Building Powerful NLP Library in Python for 2024

Published in

Level Up Coding

14 min readDec 28, 2023

Consider one of the most stressful scenarios that most coders face, dealing with large text data that requires cleaning. When using regex, you need to define different sets of patterns to remove text, and even then, you may not be sure if there is any new garbage data that needs removal. Tasks like these can be stressful for developers because of the time and effort they have to invest, and there’s still uncertainty about whether the new data requires the same procedural coding or not.

The recent trends of Large Language Models (LLMs), whether open source or closed source, have given us a new dimension of how text data can be handled. Since LLMs can analyze text data more quickly than us and can intelligently understand data to a considerable extent, similar to the way we understand it, why don’t we perform our NLP tasks using LLMs? This could automate the process and make the coder’s life less stressful.

The Core Concept Driving My Library

I tried out several open-source LLMs like Mistral 8x7b or LLAMA-2–70b-chat-hf, but they never met my expectations.
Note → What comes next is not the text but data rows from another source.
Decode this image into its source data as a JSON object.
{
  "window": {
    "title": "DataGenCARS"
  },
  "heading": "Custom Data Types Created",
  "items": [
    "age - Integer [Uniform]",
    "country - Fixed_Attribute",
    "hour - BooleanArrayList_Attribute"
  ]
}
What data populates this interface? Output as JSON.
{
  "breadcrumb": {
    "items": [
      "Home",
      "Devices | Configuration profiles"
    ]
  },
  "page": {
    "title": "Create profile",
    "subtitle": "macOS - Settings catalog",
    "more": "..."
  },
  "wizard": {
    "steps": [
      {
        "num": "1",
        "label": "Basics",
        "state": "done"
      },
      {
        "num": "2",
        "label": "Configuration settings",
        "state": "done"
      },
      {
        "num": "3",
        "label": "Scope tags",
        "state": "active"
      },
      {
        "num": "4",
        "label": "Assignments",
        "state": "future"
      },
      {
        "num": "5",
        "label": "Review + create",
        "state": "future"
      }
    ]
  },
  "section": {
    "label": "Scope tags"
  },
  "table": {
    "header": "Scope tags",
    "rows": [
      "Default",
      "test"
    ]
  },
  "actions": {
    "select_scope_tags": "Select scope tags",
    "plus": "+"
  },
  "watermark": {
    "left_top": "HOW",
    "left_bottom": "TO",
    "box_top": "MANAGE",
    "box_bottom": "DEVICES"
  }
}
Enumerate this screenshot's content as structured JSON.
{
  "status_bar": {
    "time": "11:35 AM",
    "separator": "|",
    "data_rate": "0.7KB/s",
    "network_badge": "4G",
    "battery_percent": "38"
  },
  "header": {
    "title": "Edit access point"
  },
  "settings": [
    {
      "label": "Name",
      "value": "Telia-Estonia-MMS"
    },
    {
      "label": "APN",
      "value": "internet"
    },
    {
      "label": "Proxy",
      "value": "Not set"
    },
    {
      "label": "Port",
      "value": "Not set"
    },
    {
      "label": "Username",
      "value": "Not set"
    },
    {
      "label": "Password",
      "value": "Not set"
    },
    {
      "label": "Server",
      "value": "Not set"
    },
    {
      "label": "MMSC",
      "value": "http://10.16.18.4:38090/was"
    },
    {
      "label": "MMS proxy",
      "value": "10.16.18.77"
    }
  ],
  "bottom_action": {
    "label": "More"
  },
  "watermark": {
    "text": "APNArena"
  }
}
Although good for question answering and text generation, they fall short when it comes to NLP tasks. On the other hand, ChatGPT exceeded my expectations, but it requires a paid API access to perform NLP tasks on our custom dataset. Gemini, as capable as GPT-4, provides a free API with limited access. I tested it with the help of prompt engineering and found that it can solve almost any NLP task you want to tackle.

Here is a simple visual illustration of how I have used Gemini multi-model to perform NLP tasks on my dataset:

Visual illustration of how my library works ( Created using FIGMA )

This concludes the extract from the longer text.